Wat is tcha-tcha – deel 2: het recept
foto: Wouter van der Land
We ontdekten in een vorige post wat tchatcha is, de bosbessencompote of -moes die Apollinaire in het verhaal ‘Que vlo-ve?’ noemt en die daar met melk wordt aangeraden ter bevordering van de ingewanden. Om er meer over te leren, probeerden we het vandaag te maken, met interessant resultaat!

Ingrediënten
We kochten bij de Jumbo een bakje blauwe bessen van 125 gram, een neefje van de blauwe bosbes, dus niet de echte myrtilles. Hiervan wogen we 100 gram af. Verdere ingrediënten waren een scheutje water en drie suikerklonten (15 gram).
Bereidingswijze
We wasten de bessen en lieten ze uitlekken.
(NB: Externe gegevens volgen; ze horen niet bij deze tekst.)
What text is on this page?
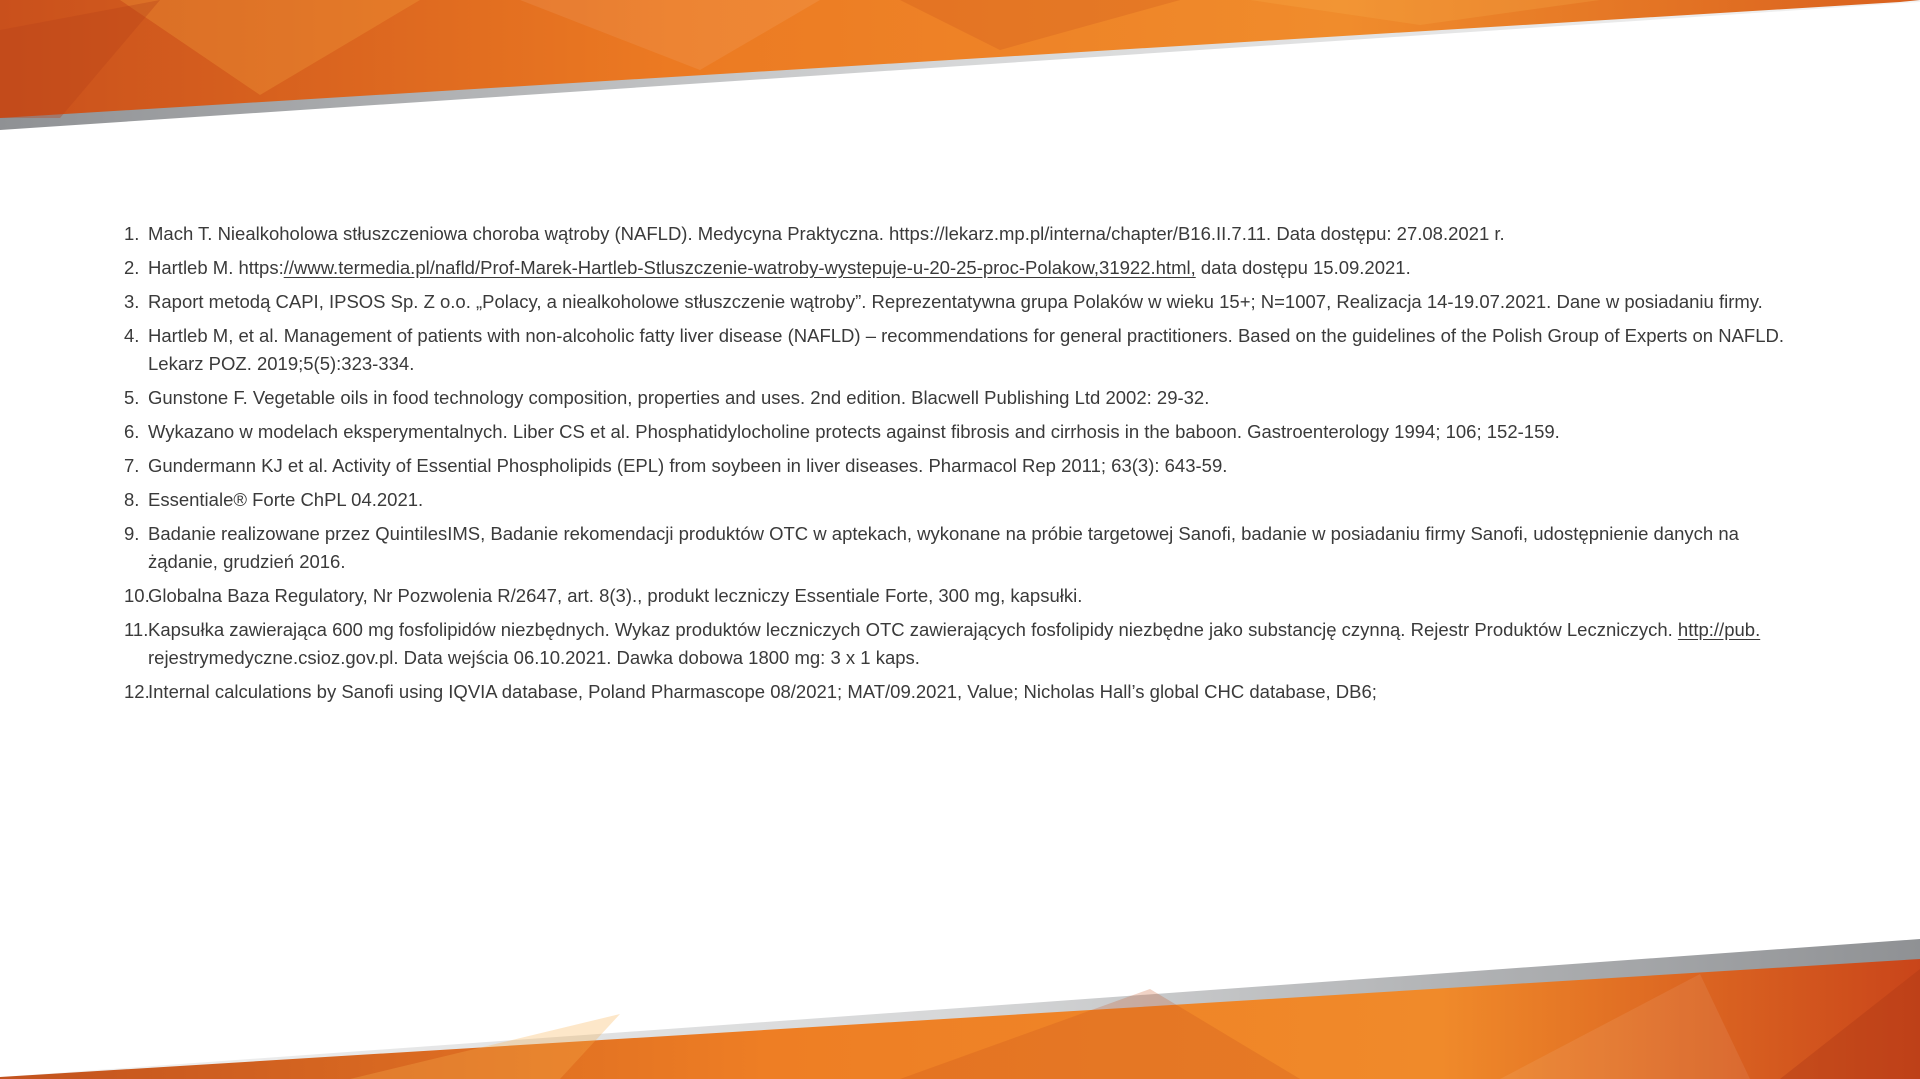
1. Mach T. Niealkoholowa stłuszczeniowa choroba wątroby (NAFLD). Medycyna Praktyczna. https://lekarz.mp.pl/interna/chapter/B16.II.7.11. Data dostępu: 27.08.2021 r.
2. Hartleb M. https://www.termedia.pl/nafld/Prof-Marek-Hartleb-Stluszczenie-watroby-wystepuje-u-20-25-proc-Polakow,31922.html, data dostępu 15.09.2021.
3. Raport metodą CAPI, IPSOS Sp. Z o.o. „Polacy, a niealkoholowe stłuszczenie wątroby”. Reprezentatywna grupa Polaków w wieku 15+; N=1007, Realizacja 14-19.07.2021. Dane w posiadaniu firmy.
4. Hartleb M, et al. Management of patients with non-alcoholic fatty liver disease (NAFLD) – recommendations for general practitioners. Based on the guidelines of the Polish Group of Experts on NAFLD. Lekarz POZ. 2019;5(5):323-334.
5. Gunstone F. Vegetable oils in food technology composition, properties and uses. 2nd edition. Blacwell Publishing Ltd 2002: 29-32.
6. Wykazano w modelach eksperymentalnych. Liber CS et al. Phosphatidylocholine protects against fibrosis and cirrhosis in the baboon. Gastroenterology 1994; 106; 152-159.
7. Gundermann KJ et al. Activity of Essential Phospholipids (EPL) from soybeen in liver diseases. Pharmacol Rep 2011; 63(3): 643-59.
8. Essentiale® Forte ChPL 04.2021.
9. Badanie realizowane przez QuintilesIMS, Badanie rekomendacji produktów OTC w aptekach, wykonane na próbie targetowej Sanofi, badanie w posiadaniu firmy Sanofi, udostępnienie danych na żądanie, grudzień 2016.
10.
Globalna Baza Regulatory, Nr Pozwolenia R/2647, art. 8(3)., produkt leczniczy Essentiale Forte, 300 mg, kapsułki.
11. Kapsułka zawierająca 600 mg fosfolipidów niezbędnych. Wykaz produktów leczniczych OTC zawierających fosfolipidy niezbędne jako substancję czynną. Rejestr Produktów Leczniczych. http://pub. rejestrymedyczne.csioz.gov.pl. Data wejścia 06.10.2021. Dawka dobowa 1800 mg: 3 x 1 kaps.
12.
Internal calculations by Sanofi using IQVIA database, Poland Pharmascope 08/2021; MAT/09.2021, Value; Nicholas Hall’s global CHC database, DB6;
Daarna goten we een heel dun bodempje water in een steelpannetje en voegden de 3 suikerklontjes toe. We staken het vuur aan en roerden tot de suiker was opgelost. Bessen erbij en vuur zacht. Het bleek dat de bessen heel snel zacht worden, dus we hebben ze hooguit een paar minuten tegen de kook gehad. We hebben een klein beetje van de siroop afgegoten (niet weggooien!) en de rest in een bakje gestort, zie de foto. Een beetje geprakt nog met een vork. Alternatief: je zou de bessen ook kort kunnen stomen in een metalen zeef, tot ze steriel en heet zijn. Daarna prakken met suiker.
Smaak en presentatie
Tchatcha is heerlijk, helemaal als het vers en warm uit de pan komt. Iets meer suiker zou misschien nog lekkerder zijn, maar je proeft zo nog goed de vruchtensmaak. We eten het vanavond bij een schnitzel. Natuurlijk heb ik het ook met melk gemengd. Ik heb eerst expres iets gegeten waar mijn maag wat onrustig van wordt. Daarna tcha-tcha door een klein glaasje melk geroerd. Dit haalt het niet bij onze moderne smoothies, maar het is best lekker en de bessen zijn zo zacht dat je ze gemakkelijk drinkt. Mijn maag kwam inderdaad direct tot rust.
Perfect voor een Apollinaire-diner
Wanneer je gasten te eten hebt uitgenodigd, is het altijd lastig om een menu samen te stellen. Het werk van Apollinaire leent zich uitstekend voor een thema-avond, van aperitief tot nazit en deze tchatcha mag daarbij niet ontbreken, liefst met een glaasje peket (of melk) ernaast en met zelf geplukte wilde bosbessen.